US trucking industry between a rock and a hard place

In News3 MinutesBy NZ Trucking magazineSeptember 2, 2021

Application rates for trucker jobs in the United States are falling, despite big increases in job advertisements, according to a US recruiter.

In a blog post on, Oliver Feakins, president of All Truck Jobs, a job recruitment site for truck drivers and carriers, said application rates are falling despite a 100% increase in trucking companies on its board and job counts increasing by more than 30%.

Feakins said the drop in applications shows drivers are being selective in their job choices.

“The demand for their skills is at a fever pitch and companies who want to stay competitive are rolling out generous pay packages and more home time to attract them,” he said.

Prior to the Covid-19 pandemic, Feakins said trucking companies in the US had been “growing at aggressive rates”. However, once lockdowns started, companies saw available freight dry up and many carriers had to lay off drivers, while some companies went out of business.

“This created a surplus of drivers fighting for limited jobs,” he said.

According to a Bureau of Labor Statistics report, 88,000 jobs disappeared in the truck transportation sector in April 2020, a 6.2% year-over-year decline.

In January 2021, the American Trucking Association and dozens of state trucking associations called on the Centers for Disease Control and Prevention’s Advisory Committee on Immunization Practices to reclassify truck drivers into priority group ‘1b’ of the committee’s vaccination order recommendations.

In February, ATA also submitted a letter to the U.S. Department of Transportation and the Centers for Disease Control and Prevention, requesting it revise its guidance on mask requirements for team drivers. DOT updated its guidance stating team drivers are not required to wear a mask in the cab of a commercial motor vehicle if the vehicle occupants are individuals who all live in the same household and are the only persons in the vehicle.

According to Feakins, there is frustration amongst motor carriers trying to hire drivers.

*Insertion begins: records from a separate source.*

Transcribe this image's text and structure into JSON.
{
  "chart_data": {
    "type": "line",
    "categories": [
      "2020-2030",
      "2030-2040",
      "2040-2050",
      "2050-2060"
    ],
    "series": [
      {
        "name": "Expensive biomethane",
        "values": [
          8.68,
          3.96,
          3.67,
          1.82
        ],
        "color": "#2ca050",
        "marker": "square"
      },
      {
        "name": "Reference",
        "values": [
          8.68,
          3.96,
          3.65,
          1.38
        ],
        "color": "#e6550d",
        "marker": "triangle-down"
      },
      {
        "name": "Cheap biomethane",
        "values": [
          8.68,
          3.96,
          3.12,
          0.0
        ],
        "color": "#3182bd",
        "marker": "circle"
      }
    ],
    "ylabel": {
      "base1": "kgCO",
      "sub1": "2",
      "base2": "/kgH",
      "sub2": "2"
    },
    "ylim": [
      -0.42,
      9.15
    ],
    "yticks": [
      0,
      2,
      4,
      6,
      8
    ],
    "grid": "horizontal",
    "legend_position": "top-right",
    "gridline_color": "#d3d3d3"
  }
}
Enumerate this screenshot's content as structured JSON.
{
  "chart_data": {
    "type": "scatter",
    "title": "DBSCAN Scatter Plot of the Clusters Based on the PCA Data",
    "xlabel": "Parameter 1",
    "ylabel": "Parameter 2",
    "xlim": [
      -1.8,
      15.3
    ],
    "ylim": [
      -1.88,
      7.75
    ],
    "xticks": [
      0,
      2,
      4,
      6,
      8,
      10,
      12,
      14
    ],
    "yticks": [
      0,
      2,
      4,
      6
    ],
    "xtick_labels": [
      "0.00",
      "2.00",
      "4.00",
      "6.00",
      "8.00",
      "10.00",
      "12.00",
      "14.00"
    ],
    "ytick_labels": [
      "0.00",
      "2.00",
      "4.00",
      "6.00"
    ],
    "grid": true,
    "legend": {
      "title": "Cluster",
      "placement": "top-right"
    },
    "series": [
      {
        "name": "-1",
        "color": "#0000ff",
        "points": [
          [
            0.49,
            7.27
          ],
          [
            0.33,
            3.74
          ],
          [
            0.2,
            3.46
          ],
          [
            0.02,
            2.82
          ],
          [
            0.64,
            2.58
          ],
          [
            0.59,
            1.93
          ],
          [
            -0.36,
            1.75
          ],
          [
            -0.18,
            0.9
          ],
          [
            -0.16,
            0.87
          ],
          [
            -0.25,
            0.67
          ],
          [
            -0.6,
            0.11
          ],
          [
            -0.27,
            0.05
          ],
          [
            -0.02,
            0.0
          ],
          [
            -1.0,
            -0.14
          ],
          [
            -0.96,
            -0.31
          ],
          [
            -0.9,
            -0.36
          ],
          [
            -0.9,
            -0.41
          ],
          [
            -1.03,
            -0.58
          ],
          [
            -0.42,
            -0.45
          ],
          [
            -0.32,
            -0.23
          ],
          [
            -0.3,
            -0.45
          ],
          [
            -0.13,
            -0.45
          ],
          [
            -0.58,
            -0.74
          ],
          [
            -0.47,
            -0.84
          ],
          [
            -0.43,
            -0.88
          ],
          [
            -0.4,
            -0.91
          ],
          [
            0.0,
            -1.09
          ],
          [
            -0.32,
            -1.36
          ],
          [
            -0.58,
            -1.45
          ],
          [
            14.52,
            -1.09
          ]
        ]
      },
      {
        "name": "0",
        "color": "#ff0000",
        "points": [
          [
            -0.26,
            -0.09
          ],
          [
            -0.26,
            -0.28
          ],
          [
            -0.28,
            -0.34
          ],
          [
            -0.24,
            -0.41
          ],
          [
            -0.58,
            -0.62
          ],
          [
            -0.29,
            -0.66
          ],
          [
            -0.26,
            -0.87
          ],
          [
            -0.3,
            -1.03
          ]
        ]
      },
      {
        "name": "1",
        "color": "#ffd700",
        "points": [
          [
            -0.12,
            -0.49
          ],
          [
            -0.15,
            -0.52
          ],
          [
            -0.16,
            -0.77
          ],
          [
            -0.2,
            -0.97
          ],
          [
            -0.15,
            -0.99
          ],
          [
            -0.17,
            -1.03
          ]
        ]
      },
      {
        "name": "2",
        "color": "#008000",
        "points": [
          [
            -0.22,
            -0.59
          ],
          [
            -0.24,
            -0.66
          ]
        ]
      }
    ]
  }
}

“Some trucking companies blame the extended unemployment benefits for the lack of driver interest. In some cases, the government’s additional unemployment compensation amounts came within 30% or even exceeded, potential driver income,” he said.

He expects to see a significant shift in the hiring and recruiting trends of truck drivers as the economy expands, unemployment compensation contracts and supply chain issues are corrected.

“Carriers need to understand that the shortage is real, and they need to align expectations and become competitive to thrive,” Feakins said.

“Trucking companies that fail to meet the demands of the market will have to spend far more money to hire or fail to staff their trucks and move their freight. Just like the pandemic, this is something that the industry is navigating together, and nobody is immune. I believe it will take many years for the market to correct itself.